A deux reprises, depuis les années 80 puis à l’aube des années 2000, il avait attiré le cyclisme professionnel au Québec.

La première fois, les organisateurs européens, effrayés par cette pincée de poil à gratter dans leurs certitudes avaient trouvé la solution en déplaçant les courses du mois d’août à fin septembre en se disant qu’avec un peu de chance, tout cela se terminerait par une course de chiens de traineau. Ce qui fut (presque) le cas.

La seconde, la Transcanada, course par étapes de Québec aux Chutes du Niagara, ne collait pas aux réalités d’un territoire démesuré. On se souviendra juste que Goooooooord Fraser, sprinteur canadien rarement effarouché, avait joué les gros bras.
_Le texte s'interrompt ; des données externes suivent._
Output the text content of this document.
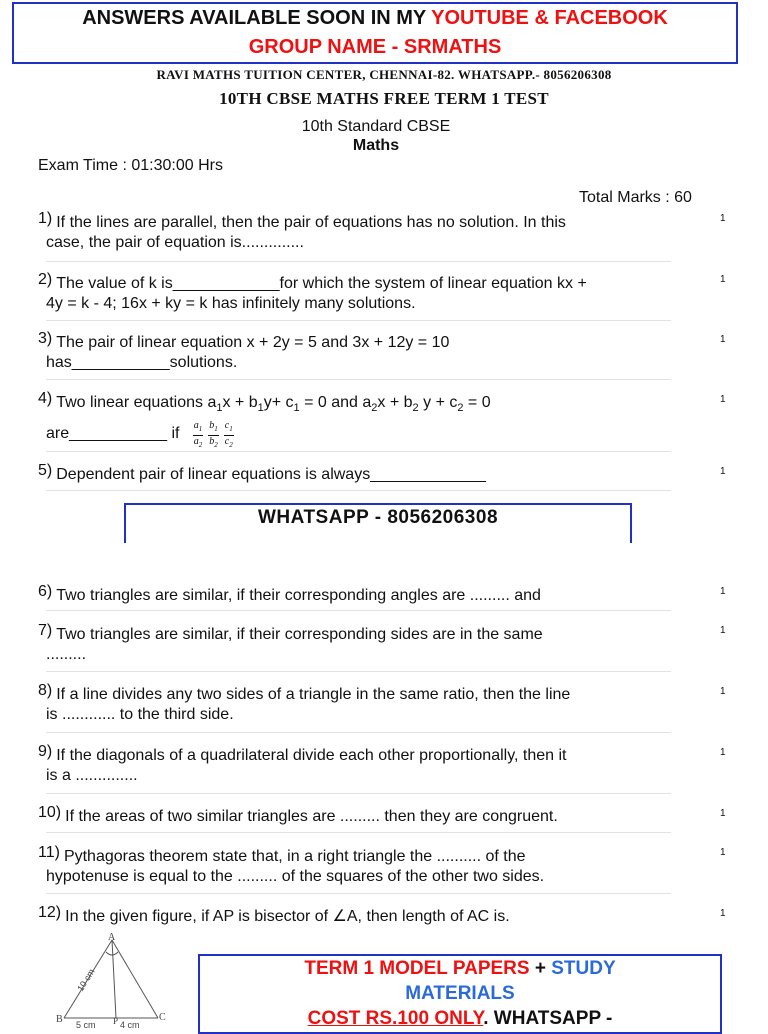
ANSWERS AVAILABLE SOON IN MY YOUTUBE & FACEBOOK
GROUP NAME - SRMATHS
RAVI MATHS TUITION CENTER, CHENNAI-82. WHATSAPP.- 8056206308
10TH CBSE MATHS FREE TERM 1 TEST
10th Standard CBSE
Maths
Exam Time : 01:30:00 Hrs
Total Marks : 60
1) If the lines are parallel, then the pair of equations has no solution. In this
case, the pair of equation is..............
1
2) The value of k is____________for which the system of linear equation kx +
4y = k - 4; 16x + ky = k has infinitely many solutions.
1
3) The pair of linear equation x + 2y = 5 and 3x + 12y = 10
has___________solutions.
1
4) Two linear equations $a_1x + b_1y+ c_1 = 0$ and $a_2x + b_2$ $y + c_2 = 0$
are___________ if $\frac{a_1}{a_2} \frac{b_1}{b_2} \frac{c_1}{c_2}$
1
5) Dependent pair of linear equations is always_____________	1
WHATSAPP - 8056206308
6) Two triangles are similar, if their corresponding angles are ......... and	1
7) Two triangles are similar, if their corresponding sides are in the same
.........
1
8) If a line divides any two sides of a triangle in the same ratio, then the line
is ............ to the third side.
1
9) If the diagonals of a quadrilateral divide each other proportionally, then it
is a ..............
1
10) If the areas of two similar triangles are ......... then they are congruent.	1
11) Pythagoras theorem state that, in a right triangle the .......... of the
hypotenuse is equal to the ......... of the squares of the other two sides.
1
12) In the given figure, if AP is bisector of ∠A, then length of AC is.	1
A
B	C
P
10 cm
5 cm	4 cm
TERM 1 MODEL PAPERS + STUDY
MATERIALS
COST RS.100 ONLY. WHATSAPP -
Le troisième essai est une totale réussite et en six ans, les GPCQM ont l’assise d’une classique centenaire. Tout y est millimétré, pensé, étudié, avec une touche de charme et d’âme en plus. Cet après-midi, les coureurs, les directeurs sportifs, en quittant Montréal, avaient l’impression de laisser des amis qu’ils reverraient avec plaisir dans douze mois. Chaque course est un morceau de bravoure, dans un cadre somptueux. Québec et son circuit typique qui épouse les contours de la vieille ville, tourne autour du Chateau de Frontenac et longe le majestueux Saint-Laurent.

Montréal et son décor urbain sur ce circuit du Mont Royal où plane encore l’ombre cannibalesque du roi Eddy, champion du monde en 1974.
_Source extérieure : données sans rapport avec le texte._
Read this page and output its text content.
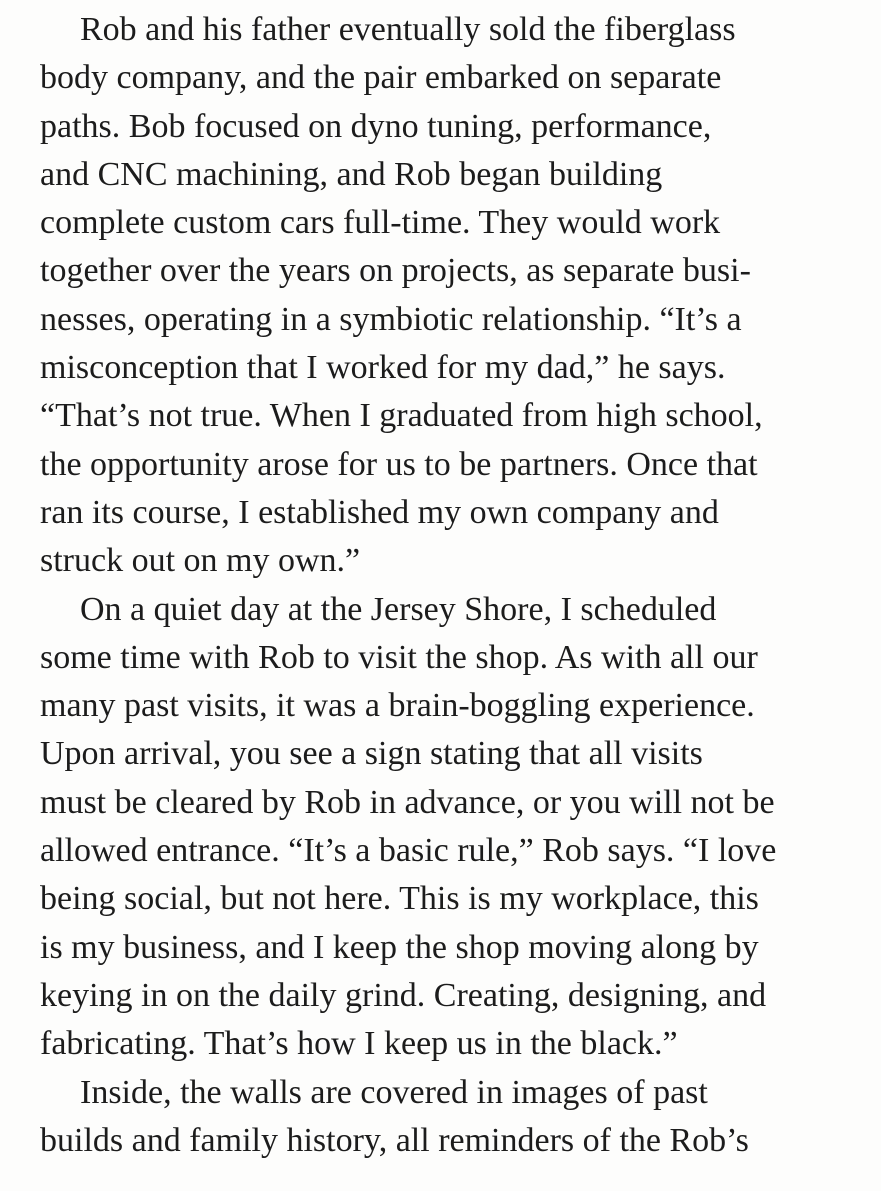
Rob and his father eventually sold the fiberglass
body company, and the pair embarked on separate
paths. Bob focused on dyno tuning, performance,
and CNC machining, and Rob began building
complete custom cars full-time. They would work
together over the years on projects, as separate busi-
nesses, operating in a symbiotic relationship. “It’s a
misconception that I worked for my dad,” he says.
“That’s not true. When I graduated from high school,
the opportunity arose for us to be partners. Once that
ran its course, I established my own company and
struck out on my own.”

On a quiet day at the Jersey Shore, I scheduled
some time with Rob to visit the shop. As with all our
many past visits, it was a brain-boggling experience.
Upon arrival, you see a sign stating that all visits
must be cleared by Rob in advance, or you will not be
allowed entrance. “It’s a basic rule,” Rob says. “I love
being social, but not here. This is my workplace, this
is my business, and I keep the shop moving along by
keying in on the daily grind. Creating, designing, and
fabricating. That’s how I keep us in the black.”

Inside, the walls are covered in images of past
builds and family history, all reminders of the Rob’s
A chaque fois, de la fureur, de la passion. Des courses usantes qui accouchent d’un vainqueur qui ne gagne pas un concours de circonstances. Dimanche, à Montréal, nous avons eu le privilège de vivre une des plus belles épreuves de la saison. Sous une pluie battante, le peloton s’est battu comme sur un ring pour, au final, voir Tim Wellens, jeune belge aux dents longues rafler la mise.

Participer à cette organisation est une fierté. Être un de ces maudits français avec Charly Mottet, Bernard Vallet, Yves Hezard, Philippe Crépel et quelques autres qui apportent leur petit caillou à ce beau monument est une source de bonheur permanent.

La magie de Skype et des mails rend possible cette aventure transatlantique au goût sucré et le lien est fort.

Tout à l’heure, en montant dans mon taxi pour filer à mon tour vers mon coin de paradis alpin, j’ai pensé à toute la gang. Serge, Marcel, Ariane, Linda, Joseph, Virginie, Alex, Véro, Hélène et tous ces drôles de Québecois qui, depuis 2010, oeuvrent avec passion pour mettre sur pied le plus beau et le plus attachant moment du calendrier mondial.

Merci les « chums » pour ces instants rares.